La indicación más importante del estudio de difusión es la detección de lesiones agudas con edema citotóxico, como el infarto hiperagudo(fig 33) y la encefalitis ( ver capítulo de patología infecciosa)y para diferenciar lesiones agudas de crónicas, especialmente las

isquémicas. Es muy importante para diferenciar abscesos cuyo contenido es muy viscoso ( y aparecerá muy hiperintenso en las imágenes isotrópicas) de tumores necróticos, cuyo contenido suele ser más parecido al líquido y por tanto aparecerá hipointenso. También es muy útil para diferenciar algunas lesiones sólidas cuya señal es a veces muy similar a un quiste aracnoideo como los tumores epidermoides(fig 34).

La difusión en la sustancia blanca no es igual en todas las direcciones, debido a la arquitectura basada en tractos como el cuerpo calloso, la cápsula interna, la vía piramidal etc, que hacen que el movimiento molecular sea más fácil en la dirección de las fibras.

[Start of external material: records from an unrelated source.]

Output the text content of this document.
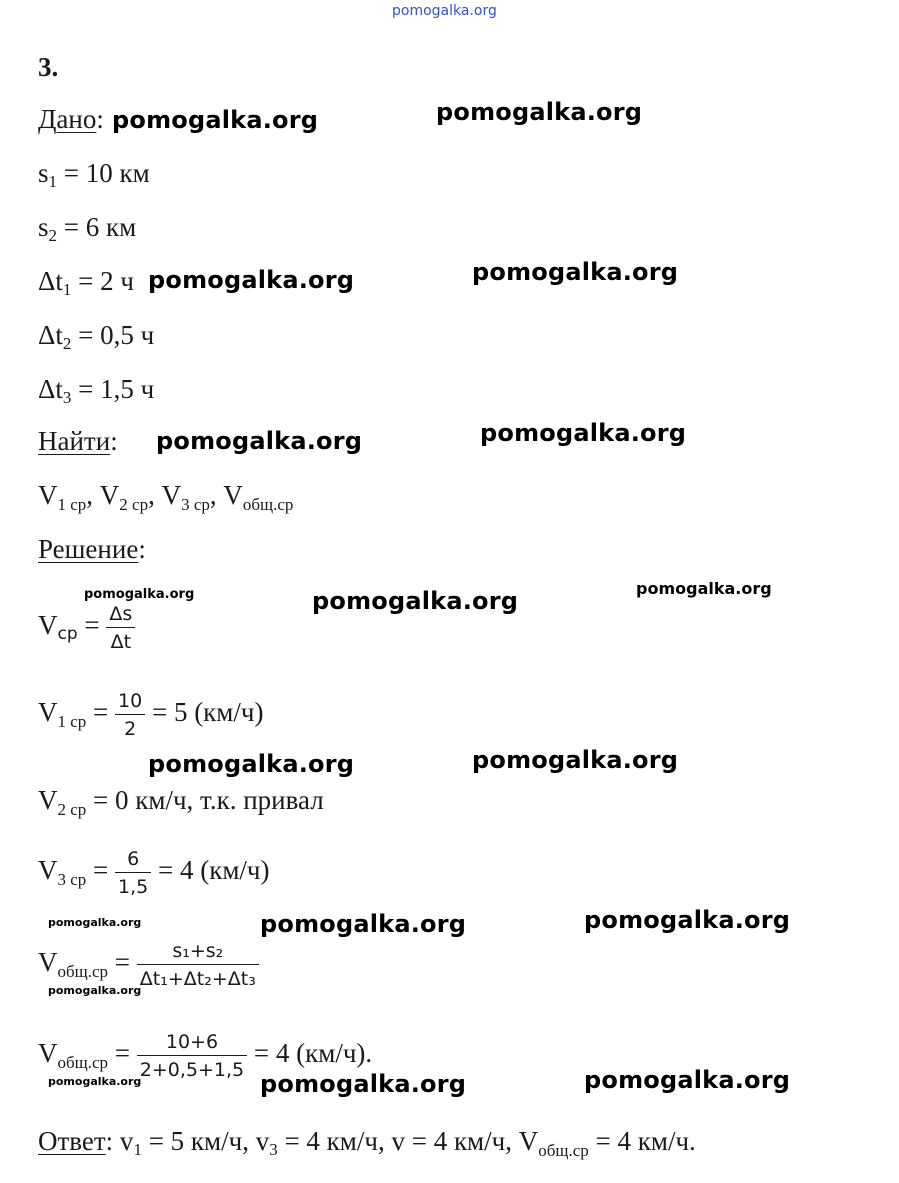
pomogalka.org
3.
Дано:
$s_1 = 10$ км
$s_2 = 6$ км
$\Delta t_1 = 2$ ч
$\Delta t_2 = 0,5$ ч
$\Delta t_3 = 1,5$ ч
Найти:
$V_{1 ср}$, $V_{2 ср}$, $V_{3 ср}$, $V_{общ.ср}$
Решение:
Vср = $\frac{\Delta s}{\Delta t}$
$V_{1 ср} = \frac{10}{2} = 5$ (км/ч)
$V_{2 ср} = 0$ км/ч, т.к. привал
$V_{3 ср} = \frac{6}{1,5} = 4$ (км/ч)
$V_{общ.ср} = \frac{\text{s₁+s₂}}{\text{Δt₁+Δt₂+Δt₃}}$
$V_{общ.ср} = \frac{10+6}{2+0,5+1,5} = 4$ (км/ч).
Ответ: $v_1 = 5$ км/ч, $v_3 = 4$ км/ч, v = 4 км/ч, $V_{общ.ср} = 4$ км/ч.
pomogalka.org	pomogalka.org
pomogalka.org	pomogalka.org
pomogalka.org	pomogalka.org
pomogalka.org	pomogalka.org	pomogalka.org
pomogalka.org	pomogalka.org
pomogalka.org	pomogalka.org	pomogalka.org
pomogalka.org
pomogalka.org	pomogalka.org	pomogalka.org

Estas diferencias en la difusión dependiendo de la dirección se le confieren anisotropía que será tanto mayor cuanto más densidad axonal y mayor estructura direccional exista. Para poder medir esta diferencias es necesario emplear más gradientes de difusión direccionales ( de 6 en adelante) para crear un Tensor que definirá la difusión como un elipsoide y podrá informarnos sobre la cantidad de anisotropía y de la dirección del vector principal del tensor, que indica la dirección predominante de las fibras en ese voxel. El resultado puede mostrarse como un mapa de color en el que los colores reflejen el grado de anisotropía o sobre mapas direccionales, en los que el color refleja la dirección del vector principal del tensor (fig 36) Ésta técnica al utilizar tensores se denomina Imagen Tensorial o de Tensor de Difusión más comúnmente DTI. Mediante la técnica DTI es posible crear mapas de anisotropía y superponerlos sobre imágenes anatómicas, y es posible detectar lesiones que no producen cambios apreciables en las secuencias estructurales (fig 37) . Aunque hay multitud de patología donde aporta información adicional, como los tumores, la EM, la ELA e incluso en patología psiquiátrica, su uso en la clínica diaria está todavía poco establecido y hace falta más experiencia.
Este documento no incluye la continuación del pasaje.